Today I committed some book order data (XML) files which I’m aware of, although they haven’t been tested out against real publications as well as I would like. Also, there might be reason to name some of the systems better before we take it to V1.0. And, of course, it is easy to add systems which I wasn’t aware of with this initial commit. So there’s plenty of room for other people to help with their expertise here.
This is the end of the easy stuff — everything gets a lot more complex from here on in, so my blogs and code additions are likely to become much more sparse.
Any Bible organisational system has to have a way to define languages. We’ll be dealing with Biblical languages like Hebrew, Aramaic, and Greek, as well as the many languages of translations.

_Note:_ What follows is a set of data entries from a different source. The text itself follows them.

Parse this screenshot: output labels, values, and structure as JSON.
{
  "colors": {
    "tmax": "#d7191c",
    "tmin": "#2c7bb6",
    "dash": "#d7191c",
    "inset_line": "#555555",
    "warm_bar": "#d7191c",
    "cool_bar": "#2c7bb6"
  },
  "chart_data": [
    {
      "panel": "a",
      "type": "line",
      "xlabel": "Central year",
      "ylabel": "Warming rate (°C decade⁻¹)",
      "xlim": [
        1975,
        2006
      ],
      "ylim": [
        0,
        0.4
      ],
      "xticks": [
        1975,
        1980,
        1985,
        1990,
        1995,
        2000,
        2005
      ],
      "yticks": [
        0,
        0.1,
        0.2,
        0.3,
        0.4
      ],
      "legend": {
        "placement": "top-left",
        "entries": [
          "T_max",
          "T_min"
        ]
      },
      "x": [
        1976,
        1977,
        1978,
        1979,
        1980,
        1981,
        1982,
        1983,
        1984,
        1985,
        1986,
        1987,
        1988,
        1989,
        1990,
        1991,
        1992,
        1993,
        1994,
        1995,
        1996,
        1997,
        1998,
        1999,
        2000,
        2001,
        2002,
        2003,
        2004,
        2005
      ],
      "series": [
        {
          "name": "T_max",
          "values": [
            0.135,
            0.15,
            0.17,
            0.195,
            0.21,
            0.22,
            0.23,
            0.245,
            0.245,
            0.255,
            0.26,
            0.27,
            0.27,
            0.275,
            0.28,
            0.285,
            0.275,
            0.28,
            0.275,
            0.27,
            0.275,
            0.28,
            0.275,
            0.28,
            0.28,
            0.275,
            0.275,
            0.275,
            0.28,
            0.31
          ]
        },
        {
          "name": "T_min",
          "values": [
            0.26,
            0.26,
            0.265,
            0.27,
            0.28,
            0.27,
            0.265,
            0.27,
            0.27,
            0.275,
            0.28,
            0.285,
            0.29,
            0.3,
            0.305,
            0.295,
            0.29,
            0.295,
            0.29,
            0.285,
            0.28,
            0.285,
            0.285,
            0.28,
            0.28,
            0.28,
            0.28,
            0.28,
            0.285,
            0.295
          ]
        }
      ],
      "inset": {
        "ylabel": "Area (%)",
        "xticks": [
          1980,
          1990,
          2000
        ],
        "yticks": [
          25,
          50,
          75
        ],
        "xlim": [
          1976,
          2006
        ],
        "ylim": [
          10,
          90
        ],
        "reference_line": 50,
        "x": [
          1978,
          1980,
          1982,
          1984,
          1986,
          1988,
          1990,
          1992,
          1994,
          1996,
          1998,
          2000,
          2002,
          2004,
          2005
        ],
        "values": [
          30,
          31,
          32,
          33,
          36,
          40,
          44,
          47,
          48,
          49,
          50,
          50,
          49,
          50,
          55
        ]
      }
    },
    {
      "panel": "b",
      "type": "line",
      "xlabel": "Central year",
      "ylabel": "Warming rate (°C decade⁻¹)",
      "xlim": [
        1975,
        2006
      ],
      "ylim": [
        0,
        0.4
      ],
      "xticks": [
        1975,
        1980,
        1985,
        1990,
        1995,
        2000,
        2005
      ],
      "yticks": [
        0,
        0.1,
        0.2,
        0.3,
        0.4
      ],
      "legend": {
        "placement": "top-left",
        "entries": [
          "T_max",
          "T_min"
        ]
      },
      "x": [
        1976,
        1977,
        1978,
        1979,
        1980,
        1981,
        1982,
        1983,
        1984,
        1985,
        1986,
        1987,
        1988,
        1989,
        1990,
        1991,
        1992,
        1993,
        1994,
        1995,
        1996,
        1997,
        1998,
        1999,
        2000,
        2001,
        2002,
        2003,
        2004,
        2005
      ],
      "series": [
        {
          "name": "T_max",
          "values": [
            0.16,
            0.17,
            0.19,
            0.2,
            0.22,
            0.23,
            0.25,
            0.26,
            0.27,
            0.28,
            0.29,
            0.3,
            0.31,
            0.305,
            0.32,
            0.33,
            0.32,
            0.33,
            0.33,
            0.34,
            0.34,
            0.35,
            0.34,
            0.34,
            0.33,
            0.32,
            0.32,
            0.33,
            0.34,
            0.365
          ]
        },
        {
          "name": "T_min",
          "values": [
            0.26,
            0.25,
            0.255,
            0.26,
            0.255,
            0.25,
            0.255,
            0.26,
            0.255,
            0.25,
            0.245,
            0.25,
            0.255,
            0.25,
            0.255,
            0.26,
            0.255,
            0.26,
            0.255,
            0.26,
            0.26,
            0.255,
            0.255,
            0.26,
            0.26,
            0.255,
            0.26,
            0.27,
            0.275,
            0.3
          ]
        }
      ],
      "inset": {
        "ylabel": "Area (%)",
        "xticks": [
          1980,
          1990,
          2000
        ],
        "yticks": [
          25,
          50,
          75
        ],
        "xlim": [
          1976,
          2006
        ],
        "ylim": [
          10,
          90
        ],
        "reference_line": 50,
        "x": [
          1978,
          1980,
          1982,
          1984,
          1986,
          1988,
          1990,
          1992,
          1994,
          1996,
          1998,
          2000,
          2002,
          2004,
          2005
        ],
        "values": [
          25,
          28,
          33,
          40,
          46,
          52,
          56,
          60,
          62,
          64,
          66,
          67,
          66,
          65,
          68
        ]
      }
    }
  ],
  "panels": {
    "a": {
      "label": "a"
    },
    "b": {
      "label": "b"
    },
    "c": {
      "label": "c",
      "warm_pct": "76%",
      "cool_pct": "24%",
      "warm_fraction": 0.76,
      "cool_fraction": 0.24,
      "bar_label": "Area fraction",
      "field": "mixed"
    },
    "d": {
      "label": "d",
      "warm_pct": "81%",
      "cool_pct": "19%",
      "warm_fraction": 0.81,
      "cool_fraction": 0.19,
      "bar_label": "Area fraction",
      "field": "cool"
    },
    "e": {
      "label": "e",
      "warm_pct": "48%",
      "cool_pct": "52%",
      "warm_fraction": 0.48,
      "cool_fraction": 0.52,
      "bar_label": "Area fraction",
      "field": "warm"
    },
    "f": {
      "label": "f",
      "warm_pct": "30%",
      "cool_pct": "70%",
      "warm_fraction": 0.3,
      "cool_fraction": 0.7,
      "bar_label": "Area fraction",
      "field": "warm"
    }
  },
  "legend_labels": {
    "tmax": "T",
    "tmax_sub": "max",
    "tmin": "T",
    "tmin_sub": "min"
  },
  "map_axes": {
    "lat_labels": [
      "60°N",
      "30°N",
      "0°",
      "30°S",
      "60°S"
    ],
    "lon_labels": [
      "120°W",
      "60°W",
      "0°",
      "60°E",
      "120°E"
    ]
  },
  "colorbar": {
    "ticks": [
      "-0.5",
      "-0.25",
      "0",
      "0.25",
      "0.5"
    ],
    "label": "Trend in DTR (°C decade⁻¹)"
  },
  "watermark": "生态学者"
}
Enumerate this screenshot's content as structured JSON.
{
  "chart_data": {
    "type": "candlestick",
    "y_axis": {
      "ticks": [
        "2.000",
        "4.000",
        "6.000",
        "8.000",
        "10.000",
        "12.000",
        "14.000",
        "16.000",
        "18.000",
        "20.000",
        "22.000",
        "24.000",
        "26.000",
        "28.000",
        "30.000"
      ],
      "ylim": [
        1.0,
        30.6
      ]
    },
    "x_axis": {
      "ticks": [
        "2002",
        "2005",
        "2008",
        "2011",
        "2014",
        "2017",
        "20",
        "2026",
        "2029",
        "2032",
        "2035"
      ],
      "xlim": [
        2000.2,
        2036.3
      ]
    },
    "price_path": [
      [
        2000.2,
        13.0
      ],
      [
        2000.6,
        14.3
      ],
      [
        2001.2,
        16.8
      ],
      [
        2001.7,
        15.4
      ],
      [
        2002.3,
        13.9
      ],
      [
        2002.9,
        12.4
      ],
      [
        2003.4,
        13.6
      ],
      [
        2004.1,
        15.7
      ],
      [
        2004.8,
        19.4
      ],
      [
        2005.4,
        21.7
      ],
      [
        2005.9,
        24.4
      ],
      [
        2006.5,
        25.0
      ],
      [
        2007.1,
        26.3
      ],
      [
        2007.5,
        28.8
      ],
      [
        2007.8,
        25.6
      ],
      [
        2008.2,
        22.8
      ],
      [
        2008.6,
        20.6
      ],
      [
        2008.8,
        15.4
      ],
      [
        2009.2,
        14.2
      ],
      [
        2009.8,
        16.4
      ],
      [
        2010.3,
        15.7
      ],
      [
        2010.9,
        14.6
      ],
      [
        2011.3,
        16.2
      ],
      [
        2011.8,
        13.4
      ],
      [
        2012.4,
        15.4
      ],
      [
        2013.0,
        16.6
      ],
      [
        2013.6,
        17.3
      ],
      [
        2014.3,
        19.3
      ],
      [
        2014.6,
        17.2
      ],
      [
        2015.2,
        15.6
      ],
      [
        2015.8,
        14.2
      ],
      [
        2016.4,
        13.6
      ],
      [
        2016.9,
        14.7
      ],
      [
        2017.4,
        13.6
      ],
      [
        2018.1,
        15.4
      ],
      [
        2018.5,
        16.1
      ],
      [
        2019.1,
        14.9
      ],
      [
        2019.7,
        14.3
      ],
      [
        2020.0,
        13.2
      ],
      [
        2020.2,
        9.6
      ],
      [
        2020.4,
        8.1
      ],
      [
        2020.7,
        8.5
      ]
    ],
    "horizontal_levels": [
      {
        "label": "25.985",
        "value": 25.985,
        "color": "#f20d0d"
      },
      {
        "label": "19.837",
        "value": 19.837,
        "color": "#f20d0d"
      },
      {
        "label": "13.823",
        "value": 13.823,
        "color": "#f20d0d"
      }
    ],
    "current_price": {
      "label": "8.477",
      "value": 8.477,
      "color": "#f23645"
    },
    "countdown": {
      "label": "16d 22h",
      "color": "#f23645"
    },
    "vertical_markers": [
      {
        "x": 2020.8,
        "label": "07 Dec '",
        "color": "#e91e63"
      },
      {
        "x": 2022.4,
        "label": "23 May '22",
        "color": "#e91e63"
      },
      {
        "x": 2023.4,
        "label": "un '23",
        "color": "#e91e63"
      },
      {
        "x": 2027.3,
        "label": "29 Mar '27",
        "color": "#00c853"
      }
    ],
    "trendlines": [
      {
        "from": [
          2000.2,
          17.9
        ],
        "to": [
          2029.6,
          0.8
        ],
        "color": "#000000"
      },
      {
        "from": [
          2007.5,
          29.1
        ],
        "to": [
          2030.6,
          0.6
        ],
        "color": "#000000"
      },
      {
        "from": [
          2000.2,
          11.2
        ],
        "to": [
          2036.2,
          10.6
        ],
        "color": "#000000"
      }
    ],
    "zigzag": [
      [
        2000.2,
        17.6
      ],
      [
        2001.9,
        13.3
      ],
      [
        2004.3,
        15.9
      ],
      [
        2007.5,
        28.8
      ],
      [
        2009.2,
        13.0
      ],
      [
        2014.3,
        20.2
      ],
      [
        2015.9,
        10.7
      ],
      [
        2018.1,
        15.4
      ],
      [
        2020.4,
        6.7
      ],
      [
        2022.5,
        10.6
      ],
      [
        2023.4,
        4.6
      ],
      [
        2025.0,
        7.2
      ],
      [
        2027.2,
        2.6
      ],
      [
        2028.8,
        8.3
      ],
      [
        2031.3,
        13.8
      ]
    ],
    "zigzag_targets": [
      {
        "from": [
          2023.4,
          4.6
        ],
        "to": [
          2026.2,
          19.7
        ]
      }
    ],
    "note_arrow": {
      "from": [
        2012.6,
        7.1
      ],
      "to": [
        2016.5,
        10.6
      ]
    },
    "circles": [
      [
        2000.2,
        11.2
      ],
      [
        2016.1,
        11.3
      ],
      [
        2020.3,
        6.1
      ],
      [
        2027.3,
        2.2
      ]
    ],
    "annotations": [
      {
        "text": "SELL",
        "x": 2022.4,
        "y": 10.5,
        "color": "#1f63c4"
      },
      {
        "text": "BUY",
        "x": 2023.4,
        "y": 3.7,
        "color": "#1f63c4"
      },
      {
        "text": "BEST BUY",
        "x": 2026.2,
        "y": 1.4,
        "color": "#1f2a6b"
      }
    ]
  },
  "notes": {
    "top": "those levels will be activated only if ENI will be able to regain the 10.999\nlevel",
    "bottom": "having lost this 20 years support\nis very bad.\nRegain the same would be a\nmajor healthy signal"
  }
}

Many systems have used 2-letter codes like ‘en‘ or ‘fr‘ for naming languages. But 2-letter codes have a maximum of 26 squared possibilities, which equals 676 — a whole order of magnitude short of being able to represent the some 7,000 languages of the world. And since we want the Bible to reach all peoples of the world, we want to include their languages from the beginning.
So in a truly international system, we’ll need to use codes of at least 3-letters. (Yes, 17,576 codes should be enough!) And the ISO 639-3 standard, which came originally from the Ethnologue and is currently still administered by SIL gives us that.
Today I committed Python code to access the ISO 639-3 information. It’s just a little foundational step that’ll be needed later on.
[I'm not sure yet that it handles everything we need -- for example Americans and New Zealanders both speak English (code 'eng') but we choose, pronounce, and spell many words differently. So we might be needing to extend this language code system sometime when we get into spell-checking and such.]